Radiotherapy resistance, is usually caused by enhanced tumor stemness and poses a significant challenge in treating breast cancer (BRCA). In this study, we investigated the molecular regulatory mechanism of radiotherapy sensitivity in BRCA associated with replication factor C4 (RFC4) and insulin-like growth factor 2 mRNA binding protein 2 mRNA Binding Protein 2 (IGF2BP2). RFC4 expression was increased in BRCA cell lines and tissues, and high RFC4 expression in BRCA patients predicted the occurrence of lymphatic metastasis. RFC4-specific short hairpin RNA sequences or RFC4 coding sequences were subsequently cloned and inserted into plasmid vectors to downregulate or upregulate RFC4 expression. Knockdown of RFC4 attenuated stemness, as evidenced by a reduction in sphere formation and the downregulation of CD44 and SOX2. RFC4 silencing inhibited migration and invasion, promoted apoptosis, and improved sensitivity to radiotherapy (4-Gy X-ray). The results were detected by a wound healing assay, a transwell assay, and flow cytometry. The overexpression of RFC4 had the opposite effect on BRCA cells. Like RFC4 expression, IGF2BP2 expression was also increased in the cancer tissues of breast cancer patients.
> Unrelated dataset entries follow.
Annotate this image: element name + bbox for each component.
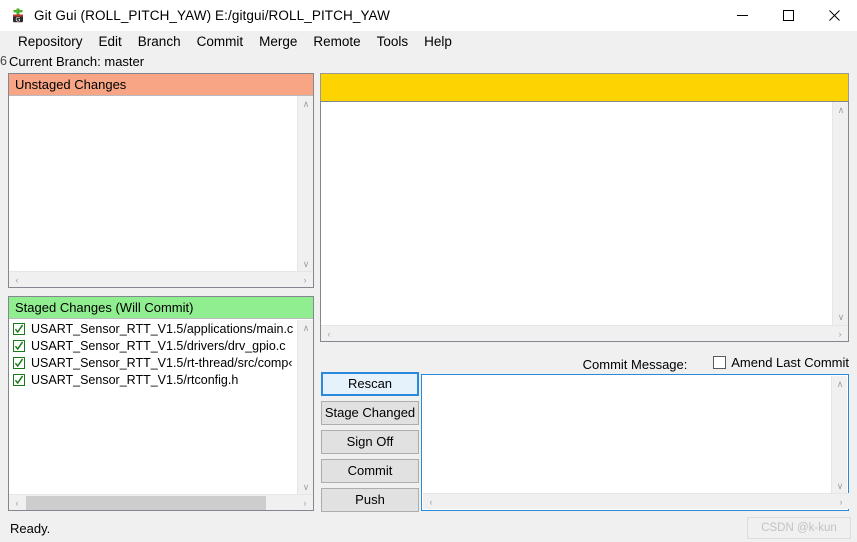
commit-message-horizontal-scrollbar[interactable]: ‹ ›	[423, 493, 849, 509]
minimize-button[interactable]	[719, 0, 765, 31]
watermark: CSDN @k-kun	[747, 517, 851, 539]
branch-clipped-prefix: 6	[0, 54, 7, 68]
scroll-left-icon[interactable]: ‹	[9, 272, 25, 288]
unstaged-vertical-scrollbar[interactable]: ∧ ∨	[297, 96, 313, 272]
list-item[interactable]: USART_Sensor_RTT_V1.5/rtconfig.h	[9, 371, 297, 388]
unstaged-changes-panel: Unstaged Changes ∧ ∨ ‹ ›	[8, 73, 314, 288]
commit-message-input[interactable]	[424, 377, 831, 493]
scroll-up-icon[interactable]: ∧	[832, 376, 848, 392]
staged-vertical-scrollbar[interactable]: ∧ ∨	[297, 320, 313, 495]
checked-checkbox-icon[interactable]	[13, 339, 25, 352]
scroll-down-icon[interactable]: ∨	[832, 478, 848, 494]
unstaged-file-list[interactable]	[9, 96, 297, 271]
staged-changes-panel: Staged Changes (Will Commit) USART_Senso…	[8, 296, 314, 511]
scroll-up-icon[interactable]: ∧	[298, 96, 314, 112]
unstaged-horizontal-scrollbar[interactable]: ‹ ›	[9, 271, 313, 287]
scroll-down-icon[interactable]: ∨	[833, 309, 849, 325]
staged-file-path: USART_Sensor_RTT_V1.5/drivers/drv_gpio.c	[31, 338, 286, 353]
window-title: Git Gui (ROLL_PITCH_YAW) E:/gitgui/ROLL_…	[34, 8, 390, 23]
diff-vertical-scrollbar[interactable]: ∧ ∨	[832, 102, 848, 325]
menu-remote[interactable]: Remote	[305, 32, 368, 51]
staged-file-path: USART_Sensor_RTT_V1.5/applications/main.…	[31, 321, 294, 336]
sign-off-button[interactable]: Sign Off	[321, 430, 419, 454]
amend-last-commit-label: Amend Last Commit	[731, 355, 849, 370]
push-button[interactable]: Push	[321, 488, 419, 512]
scroll-left-icon[interactable]: ‹	[423, 494, 439, 510]
list-item[interactable]: USART_Sensor_RTT_V1.5/rt-thread/src/comp…	[9, 354, 297, 371]
diff-header-bar	[320, 73, 849, 101]
title-bar: G Git Gui (ROLL_PITCH_YAW) E:/gitgui/ROL…	[0, 0, 857, 32]
menu-edit[interactable]: Edit	[91, 32, 130, 51]
close-button[interactable]	[811, 0, 857, 31]
watermark-text: CSDN @k-kun	[761, 522, 837, 534]
menu-commit[interactable]: Commit	[189, 32, 252, 51]
menu-merge[interactable]: Merge	[251, 32, 305, 51]
scroll-right-icon[interactable]: ›	[833, 494, 849, 510]
git-gui-icon: G	[10, 8, 26, 24]
status-text: Ready.	[10, 520, 51, 536]
window-controls	[719, 0, 857, 31]
commit-button[interactable]: Commit	[321, 459, 419, 483]
staged-changes-header: Staged Changes (Will Commit)	[9, 297, 313, 319]
rescan-button[interactable]: Rescan	[321, 372, 419, 396]
menu-repository[interactable]: Repository	[10, 32, 91, 51]
menu-tools[interactable]: Tools	[369, 32, 417, 51]
menu-bar: Repository Edit Branch Commit Merge Remo…	[0, 31, 857, 52]
current-branch-row: 6 Current Branch: master	[0, 52, 857, 70]
staged-file-path: USART_Sensor_RTT_V1.5/rtconfig.h	[31, 372, 239, 387]
menu-help[interactable]: Help	[416, 32, 460, 51]
scroll-right-icon[interactable]: ›	[832, 326, 848, 342]
action-button-column: Rescan Stage Changed Sign Off Commit Pus…	[321, 372, 419, 517]
commit-message-header: Commit Message: Amend Last Commit	[421, 354, 849, 374]
diff-horizontal-scrollbar[interactable]: ‹ ›	[321, 325, 848, 341]
menu-branch[interactable]: Branch	[130, 32, 189, 51]
scroll-down-icon[interactable]: ∨	[298, 256, 314, 272]
scroll-right-icon[interactable]: ›	[297, 272, 313, 288]
diff-text-area[interactable]	[321, 102, 832, 325]
scroll-left-icon[interactable]: ‹	[321, 326, 337, 342]
diff-viewer-panel: ∧ ∨ ‹ ›	[320, 101, 849, 342]
maximize-button[interactable]	[765, 0, 811, 31]
checkbox-icon[interactable]	[713, 356, 727, 369]
checked-checkbox-icon[interactable]	[13, 373, 25, 386]
unstaged-changes-header: Unstaged Changes	[9, 74, 313, 96]
staged-horizontal-scrollbar[interactable]: ‹ ›	[9, 494, 313, 510]
checked-checkbox-icon[interactable]	[13, 322, 25, 335]
current-branch-label: Current Branch: master	[9, 53, 145, 69]
scroll-right-icon[interactable]: ›	[297, 495, 313, 511]
scrollbar-thumb[interactable]	[26, 496, 266, 510]
stage-changed-button[interactable]: Stage Changed	[321, 401, 419, 425]
scroll-left-icon[interactable]: ‹	[9, 495, 25, 511]
checked-checkbox-icon[interactable]	[13, 356, 25, 369]
git-gui-window: G Git Gui (ROLL_PITCH_YAW) E:/gitgui/ROL…	[0, 0, 857, 542]
commit-message-vertical-scrollbar[interactable]: ∧ ∨	[831, 376, 847, 494]
commit-message-panel: ∧ ∨ ‹ ›	[421, 374, 849, 511]
staged-file-path: USART_Sensor_RTT_V1.5/rt-thread/src/comp…	[31, 355, 293, 370]
scroll-up-icon[interactable]: ∧	[298, 320, 314, 336]
list-item[interactable]: USART_Sensor_RTT_V1.5/applications/main.…	[9, 320, 297, 337]
list-item[interactable]: USART_Sensor_RTT_V1.5/drivers/drv_gpio.c	[9, 337, 297, 354]
status-bar: Ready. CSDN @k-kun	[0, 514, 857, 542]
scroll-up-icon[interactable]: ∧	[833, 102, 849, 118]
staged-file-list[interactable]: USART_Sensor_RTT_V1.5/applications/main.…	[9, 320, 297, 494]
scroll-down-icon[interactable]: ∨	[298, 479, 314, 495]
amend-last-commit-checkbox[interactable]: Amend Last Commit	[713, 355, 849, 370]
svg-text:G: G	[16, 16, 21, 23]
The results of the dual luciferase assay and RIP assay confirmed the binding of IGF2BP2 to the RFC4 mRNA coding sequence. Knockdown of RFC4 eliminated the effects of IGF2BP2 overexpression on increasing cell viability, invasion, the expression of stemness markers and radioresistance, suggesting that the effect of RFC4 on the stemness of BRCA cells was regulated by IGF2BP2. In conclusion, we reported that RFC4, a key regulator of BRCA progression, promoted radioresistance in BRCA and was positively regulated by IGF2BP2.